Calló un momento. Nunca -le pareció- había estado la casa tan dormida y silenciosa.

«Este mes», dijo Laide, «no me ha venido la regla».

«¿Y qué?»

«Pues nada. Yo quiero tener una niña».

Sonrió. En la penumbra la sonrisa era un pequeño centelleo blanco, casi fosforescente. Él tuvo una sensación nueva. Aunque hubiera sabido cómo, no habría tenido tiempo de responder. La sonrisa de Laide desapareció lentamente y también los párpados, reabsorbidos por el sueño. Pero, aunque había muy poca luz, Antonio vio que de aquella sonrisa había quedado un reflejo mínimo en las comisuras de los labios y le daba luz:

«Pues nada. Yo quiero tener una niña».

El eco de aquellas palabras perduraba aún en el aire de la alcoba, no había llegado aún al fondo del silencio y dentro de él tañó cuatro o cinco veces. Ahí estaba, pues, la chiquilla tremenda y sin corazón que había de llevarlo a la ruina. ¿Qué le había sucedido? ¿Quién la había cambiado? ¿Qué le había infundido aquel deseo tan diferente del bullicio de los night-clubs y de los amores de pago?

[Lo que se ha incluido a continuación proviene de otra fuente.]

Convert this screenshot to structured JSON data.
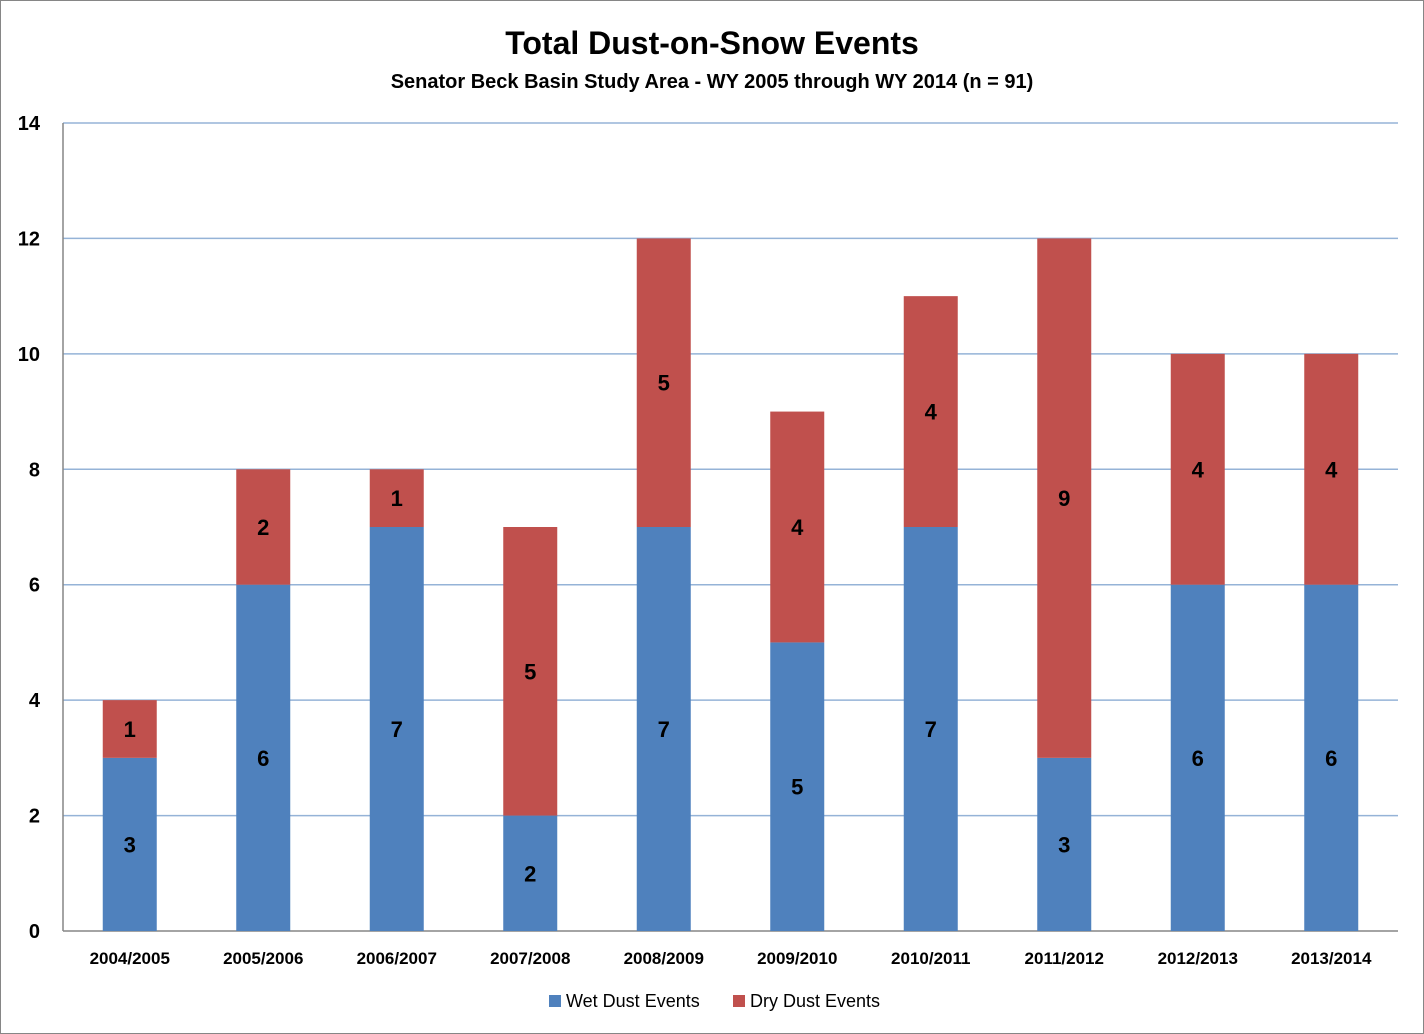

Nadie la había cambiado, había sido siempre así, los falsos mitos entre los cuales se había movido -selva ambigua y cruel- no le pertenecían. En el fondo de su alma anidaban, transmitidos a través de vías recónditas por antiguas venas de sangre, los deseos de las alegrías sencillas y eternas, domésticas, tranquilizadoras, triviales tal vez, que son la sal de la Tierra.

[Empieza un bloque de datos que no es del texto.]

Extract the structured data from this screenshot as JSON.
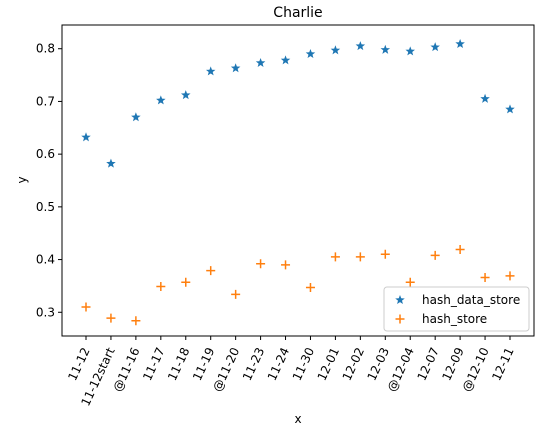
{
  "chart_data": {
    "type": "scatter",
    "title": "Charlie",
    "xlabel": "x",
    "ylabel": "y",
    "categories": [
      "11-12",
      "11-12start",
      "@11-16",
      "11-17",
      "11-18",
      "11-19",
      "@11-20",
      "11-23",
      "11-24",
      "11-30",
      "12-01",
      "12-02",
      "12-03",
      "@12-04",
      "12-07",
      "12-09",
      "@12-10",
      "12-11"
    ],
    "ylim": [
      0.255,
      0.845
    ],
    "yticks": [
      "0.3",
      "0.4",
      "0.5",
      "0.6",
      "0.7",
      "0.8"
    ],
    "grid": false,
    "legend_position": "lower-right",
    "series": [
      {
        "name": "hash_data_store",
        "marker": "star",
        "color": "#1f77b4",
        "values": [
          0.632,
          0.582,
          0.67,
          0.702,
          0.712,
          0.757,
          0.763,
          0.773,
          0.778,
          0.79,
          0.797,
          0.805,
          0.798,
          0.795,
          0.803,
          0.809,
          0.705,
          0.685
        ]
      },
      {
        "name": "hash_store",
        "marker": "plus",
        "color": "#ff7f0e",
        "values": [
          0.31,
          0.289,
          0.284,
          0.349,
          0.357,
          0.379,
          0.334,
          0.392,
          0.39,
          0.347,
          0.405,
          0.405,
          0.41,
          0.357,
          0.408,
          0.419,
          0.366,
          0.369
        ]
      }
    ]
  }
}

¿Habría dejado de existir de improviso el mundo secreto, pecaminoso y depravado que había tras Laide y del que parecía proceder? ¿No había existido nunca? ¿Se habrían disuelto los aviesos y fascinantes telones? ¿Se convertían los fantasmas peligrosos en buena gente cualquiera o desaparecían en abatido tropel allí al fondo, reabsorbidos por las húmedas y negras callejuelas de la vieja ciudad? ¿Perdería así Laide la aureola de novela? ¿Perdería el enigma? ¿Dejaría de ser inalcanzable? ¿O había aún más misterio en la muchacha sola y remota que, tras haberlo pensado largamente, corría el riesgo y el peligro de traer al mundo una criatura, pese a que la vida no le prometía otra cosa que desprecio, escarnio y deshonor?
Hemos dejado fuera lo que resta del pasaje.